Any security system can be improved. What I am saying is that as of right now, there is no major problems on Anets side that messes up peopels accounts. It still comes down to want unwanted stuff has been put on their pc without them knowing.

No matter how amazing you amke a security system it all comes down to how competent the person is that uses it. if you download unsafe programs and tell people your password, a super advanced security system means nothing.

In the end it all comes down to people wanting to blame some one other then themselfs. Just like my country the USA. No one is taking responisibilty for not taking care of their kids, so they just say its all because of video games.
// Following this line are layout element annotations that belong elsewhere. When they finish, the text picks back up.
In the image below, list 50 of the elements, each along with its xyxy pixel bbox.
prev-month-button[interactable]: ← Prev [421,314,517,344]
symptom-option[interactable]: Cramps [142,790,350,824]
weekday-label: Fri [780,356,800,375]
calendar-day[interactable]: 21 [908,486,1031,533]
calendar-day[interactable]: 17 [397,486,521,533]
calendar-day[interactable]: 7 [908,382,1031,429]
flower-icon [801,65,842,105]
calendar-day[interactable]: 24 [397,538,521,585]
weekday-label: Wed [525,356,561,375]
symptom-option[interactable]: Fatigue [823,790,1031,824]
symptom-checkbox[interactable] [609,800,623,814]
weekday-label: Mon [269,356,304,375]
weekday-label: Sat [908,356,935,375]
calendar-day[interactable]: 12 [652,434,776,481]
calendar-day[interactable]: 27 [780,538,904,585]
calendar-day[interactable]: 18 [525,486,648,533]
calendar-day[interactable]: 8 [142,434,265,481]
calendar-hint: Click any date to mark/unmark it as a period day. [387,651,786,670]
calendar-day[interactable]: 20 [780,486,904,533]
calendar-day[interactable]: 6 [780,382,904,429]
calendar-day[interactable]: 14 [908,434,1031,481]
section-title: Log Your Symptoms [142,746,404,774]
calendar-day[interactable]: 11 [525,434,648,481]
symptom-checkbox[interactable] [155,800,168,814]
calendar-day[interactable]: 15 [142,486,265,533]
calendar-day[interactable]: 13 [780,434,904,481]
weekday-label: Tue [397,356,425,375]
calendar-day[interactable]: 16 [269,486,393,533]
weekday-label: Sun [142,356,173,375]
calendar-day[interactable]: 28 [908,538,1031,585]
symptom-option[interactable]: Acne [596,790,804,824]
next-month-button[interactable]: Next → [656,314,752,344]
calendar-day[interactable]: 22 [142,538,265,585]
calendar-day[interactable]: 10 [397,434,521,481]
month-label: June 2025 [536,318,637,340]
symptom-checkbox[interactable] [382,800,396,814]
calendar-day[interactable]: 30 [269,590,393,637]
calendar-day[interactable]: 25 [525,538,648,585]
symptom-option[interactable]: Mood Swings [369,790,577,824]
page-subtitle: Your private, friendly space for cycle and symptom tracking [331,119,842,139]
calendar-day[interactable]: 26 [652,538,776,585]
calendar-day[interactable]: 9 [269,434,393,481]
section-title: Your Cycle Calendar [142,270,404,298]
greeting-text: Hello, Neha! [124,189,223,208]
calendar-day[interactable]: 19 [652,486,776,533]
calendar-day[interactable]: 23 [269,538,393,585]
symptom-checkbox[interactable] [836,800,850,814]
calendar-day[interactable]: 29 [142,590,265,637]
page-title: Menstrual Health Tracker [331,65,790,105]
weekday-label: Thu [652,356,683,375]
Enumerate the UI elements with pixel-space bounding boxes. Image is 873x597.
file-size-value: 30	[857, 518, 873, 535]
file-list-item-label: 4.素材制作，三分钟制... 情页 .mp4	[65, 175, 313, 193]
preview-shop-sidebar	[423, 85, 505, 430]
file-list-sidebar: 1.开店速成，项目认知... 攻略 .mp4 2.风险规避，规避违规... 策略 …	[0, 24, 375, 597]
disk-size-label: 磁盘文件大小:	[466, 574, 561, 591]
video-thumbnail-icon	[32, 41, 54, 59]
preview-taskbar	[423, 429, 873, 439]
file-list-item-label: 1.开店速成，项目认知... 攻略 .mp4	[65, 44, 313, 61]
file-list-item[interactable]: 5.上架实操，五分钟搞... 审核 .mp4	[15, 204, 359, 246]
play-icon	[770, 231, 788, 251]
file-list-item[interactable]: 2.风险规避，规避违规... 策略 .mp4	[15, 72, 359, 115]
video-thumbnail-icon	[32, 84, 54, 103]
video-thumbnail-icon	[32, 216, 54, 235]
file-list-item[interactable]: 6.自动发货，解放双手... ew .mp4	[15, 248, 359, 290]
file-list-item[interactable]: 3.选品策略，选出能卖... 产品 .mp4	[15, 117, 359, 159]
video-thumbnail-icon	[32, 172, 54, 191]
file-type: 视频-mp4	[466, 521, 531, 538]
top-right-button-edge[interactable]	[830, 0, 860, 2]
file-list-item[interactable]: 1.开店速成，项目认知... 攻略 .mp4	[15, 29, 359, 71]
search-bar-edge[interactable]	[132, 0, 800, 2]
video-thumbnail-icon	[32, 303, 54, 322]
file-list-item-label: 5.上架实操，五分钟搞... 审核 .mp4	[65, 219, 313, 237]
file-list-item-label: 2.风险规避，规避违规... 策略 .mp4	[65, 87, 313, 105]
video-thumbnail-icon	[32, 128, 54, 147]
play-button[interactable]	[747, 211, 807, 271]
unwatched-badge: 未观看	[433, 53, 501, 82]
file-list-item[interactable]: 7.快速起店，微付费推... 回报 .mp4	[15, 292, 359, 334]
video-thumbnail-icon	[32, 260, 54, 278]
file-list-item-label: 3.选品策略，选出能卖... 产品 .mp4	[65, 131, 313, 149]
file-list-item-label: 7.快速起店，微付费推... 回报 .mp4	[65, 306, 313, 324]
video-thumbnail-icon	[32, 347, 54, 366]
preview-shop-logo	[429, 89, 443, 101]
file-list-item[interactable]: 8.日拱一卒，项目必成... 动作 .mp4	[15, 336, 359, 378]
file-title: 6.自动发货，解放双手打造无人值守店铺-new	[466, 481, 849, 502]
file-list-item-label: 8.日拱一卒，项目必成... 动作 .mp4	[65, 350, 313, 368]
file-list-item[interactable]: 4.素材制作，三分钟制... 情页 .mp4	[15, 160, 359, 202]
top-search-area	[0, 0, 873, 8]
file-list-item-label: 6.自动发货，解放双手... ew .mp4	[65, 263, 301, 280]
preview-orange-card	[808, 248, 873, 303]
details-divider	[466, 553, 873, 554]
Inde · Oct 22, 2006, 05:21 PM // 17:21

I can't... respond... there are just too many broad, vague, and unsupported generalizations to even begin. So, um, you win.

Guinevere Ac · Oct 22, 2006, 05:28 PM // 17:28

Quote:

Originally Posted by Exoudeous

Its not anets fault for what you do on your pc. the security of your pc and your online accounts is all based on what you do

the only fact is that people are stupid and dont like to take responsiblity for their actions.

If something happens to your account its because its something the person downloaded, or because they tried to trust someone with a password.

Not saying its the persons fault, shit happens. but dont go pointing fingers when you dont take your own security seriously. Unless you can actually pinpoint a problem with anets security, don't start pointing fingers at them. Thus far in this thread no one has listed something anets fault

I HAD. MANY TIMES.
dont turn this in a discussion about me again. but if u throw accusations about my OWN security i'll answer IN CAPS.
U KNOW NOTHING ABOUT ME AND A.NET SUPPORT TICKETS SO SHUT UP!!!

Inde · Oct 22, 2006, 05:36 PM // 17:36

On that note, I'll have to close this now.